More recently, wireless network testing has become more common, sometimes to meet regulatory requirements such as the payment card industry's data security standard, as well as physical testing, depending on the enterprise vertical (e.g., utilities or retail). Specific phishing and social engineering tests are sometimes performed.

Red team testing is gaining visibility in the marketplace, which only confuses buyers.

Why the confusion? Because red team testing sounds very similar to what may be marketed as "advanced" network penetration testing, but also because some vendors are adopting this term to differentiate themselves in the marketplace.

The reality is that the Red Team principle is similar, yet different from traditional network penetration testing. Some vendors legitimately offer either or both types of testing, while others only do network penetration testing and abuse the term "red team."

Penetration testing goes beyond vulnerability scanning to use multi-stage, multi-vector attack scenarios that first find vulnerabilities and then attempt to exploit them to penetrate deeper into the enterprise infrastructure.

The red team principle can be broken down into several styles that include more advanced penetration testing at one end of the spectrum to a war game exercise where attacks on an enterprise and its security defenses by adversaries are emulated by testers. Features that differentiate these tests include longer engagement times (weeks instead of days), fewer limitations around particular attack vectors (web apps, phishing, voice phishing, physical), the weapons used (new malicious code exploiting a security hole or custom malware and implants), and an increased effort to avoid detection. This can include black box and gray box penetration testing. These characteristics are also reflected in the price, as these tests impose an additional cost due to the length of the engagement, the preparation required and the expertise employed.

Selecting a penetration testing provider can be a daunting challenge due to the large number of companies offering these services. A Google search of "penetration testing" reveals hundreds of service providers that vary in many ways, such as company size (and staffing), geographic location, years of experience, and reputation.

For example, providers range from large consulting firms with offices around the world to regional providers of customized security services to individuals working from home. The experience of testers ranges from veterans who have performed hundreds of penetration tests to recently certified individuals who have decided to start a penetration testing business.

It is important to note that greater size or global brand recognition does not necessarily equate to better results when it comes to penetration testing.

In addition, years of experience are not necessarily a good indicator for emerging technologies (such as cloud computing environments) or use cases where niche expertise is required (e.g., testing of SCADA environments or industrial control systems).

Tester experience is therefore a key factor.

New approaches to penetration testing have also appeared on the market.

For black-box testing, crowdsourcing options have been developed on the market. These tests are delivered by vendors who act as the contracted penetration test provider and submit the work to approved testers once the buyer has registered the type of test required.

These vendors' platforms aim to optimize penetration testers' time by automating much of the project management and information-gathering activities, giving testers more time to perform the tests; they also provide buyers with a larger pool of testers. They can also shorten the time it takes a buyer to identify and schedule a test, which has become a problematic aspect for penetration test buyers.

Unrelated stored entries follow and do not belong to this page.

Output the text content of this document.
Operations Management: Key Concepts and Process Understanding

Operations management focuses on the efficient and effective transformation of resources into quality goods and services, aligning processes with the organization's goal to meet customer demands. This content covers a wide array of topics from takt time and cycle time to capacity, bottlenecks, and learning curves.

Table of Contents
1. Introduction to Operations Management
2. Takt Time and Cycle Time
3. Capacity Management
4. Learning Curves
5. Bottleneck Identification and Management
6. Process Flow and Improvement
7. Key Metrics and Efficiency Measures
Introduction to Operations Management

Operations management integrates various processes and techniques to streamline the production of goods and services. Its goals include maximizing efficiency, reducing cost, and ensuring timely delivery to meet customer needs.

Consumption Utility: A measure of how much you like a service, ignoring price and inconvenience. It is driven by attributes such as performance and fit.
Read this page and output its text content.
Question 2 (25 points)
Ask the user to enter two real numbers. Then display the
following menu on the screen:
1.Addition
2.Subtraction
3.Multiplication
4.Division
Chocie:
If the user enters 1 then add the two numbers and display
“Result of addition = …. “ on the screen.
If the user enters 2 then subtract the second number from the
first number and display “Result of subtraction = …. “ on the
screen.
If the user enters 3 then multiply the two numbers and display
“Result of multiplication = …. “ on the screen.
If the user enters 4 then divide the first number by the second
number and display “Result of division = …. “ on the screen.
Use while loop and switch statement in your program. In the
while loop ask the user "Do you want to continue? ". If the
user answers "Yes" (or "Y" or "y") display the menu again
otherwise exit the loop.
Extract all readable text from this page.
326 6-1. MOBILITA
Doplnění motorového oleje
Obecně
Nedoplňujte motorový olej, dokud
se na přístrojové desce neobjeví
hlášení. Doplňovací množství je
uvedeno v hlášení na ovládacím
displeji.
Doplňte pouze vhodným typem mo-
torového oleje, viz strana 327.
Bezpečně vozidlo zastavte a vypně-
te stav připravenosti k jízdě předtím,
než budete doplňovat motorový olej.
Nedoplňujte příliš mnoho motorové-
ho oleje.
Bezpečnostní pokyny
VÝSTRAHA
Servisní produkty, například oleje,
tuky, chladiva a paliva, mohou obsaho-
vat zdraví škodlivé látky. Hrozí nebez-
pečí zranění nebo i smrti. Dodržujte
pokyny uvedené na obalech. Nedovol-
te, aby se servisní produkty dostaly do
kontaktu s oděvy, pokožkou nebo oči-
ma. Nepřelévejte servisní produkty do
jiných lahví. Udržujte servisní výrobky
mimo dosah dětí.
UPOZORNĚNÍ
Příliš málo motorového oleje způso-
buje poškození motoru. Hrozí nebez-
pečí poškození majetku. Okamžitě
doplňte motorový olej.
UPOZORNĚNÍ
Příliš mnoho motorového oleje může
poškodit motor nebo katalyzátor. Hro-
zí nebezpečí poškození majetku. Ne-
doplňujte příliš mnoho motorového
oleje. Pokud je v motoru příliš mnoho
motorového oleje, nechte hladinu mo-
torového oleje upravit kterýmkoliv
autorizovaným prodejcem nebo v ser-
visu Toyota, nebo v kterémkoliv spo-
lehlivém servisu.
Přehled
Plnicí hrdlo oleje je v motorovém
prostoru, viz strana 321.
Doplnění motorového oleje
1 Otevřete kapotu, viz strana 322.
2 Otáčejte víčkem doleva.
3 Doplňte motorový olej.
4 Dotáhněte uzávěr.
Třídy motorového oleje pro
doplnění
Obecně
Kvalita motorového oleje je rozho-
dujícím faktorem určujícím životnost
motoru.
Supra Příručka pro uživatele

The time it takes to schedule a test with penetration testing providers can be as long as 10 business days or more. In some cases, it may not even be possible to schedule a test for several weeks, depending on how busy the provider is at the time the test is required.

Attack and security breach simulation tools and automated penetration testing tools are available.

Attack simulation and security breach tools are intended to provide real-time monitoring and assessment of the attack surface of an organization's IT environment. These tools highlight the highest risk resources that could be compromised by an attacker and then exploited to move laterally within an enterprise's network. There are also tools that attempt to fully automate a human penetration tester by using a toolkit and a set of attack techniques and tactics to perform a network penetration test.

For testing web and mobile applications, there are now bug bounty programs (both private or closed and open to public models). Bug bounties are different in that you, the customer, only pay for confirmed issues or vulnerabilities that are found, not for hours spent on a target.

This is also done in a crowdsourcing model, so instead of a single consultant, there may be dozens of people working on your test target.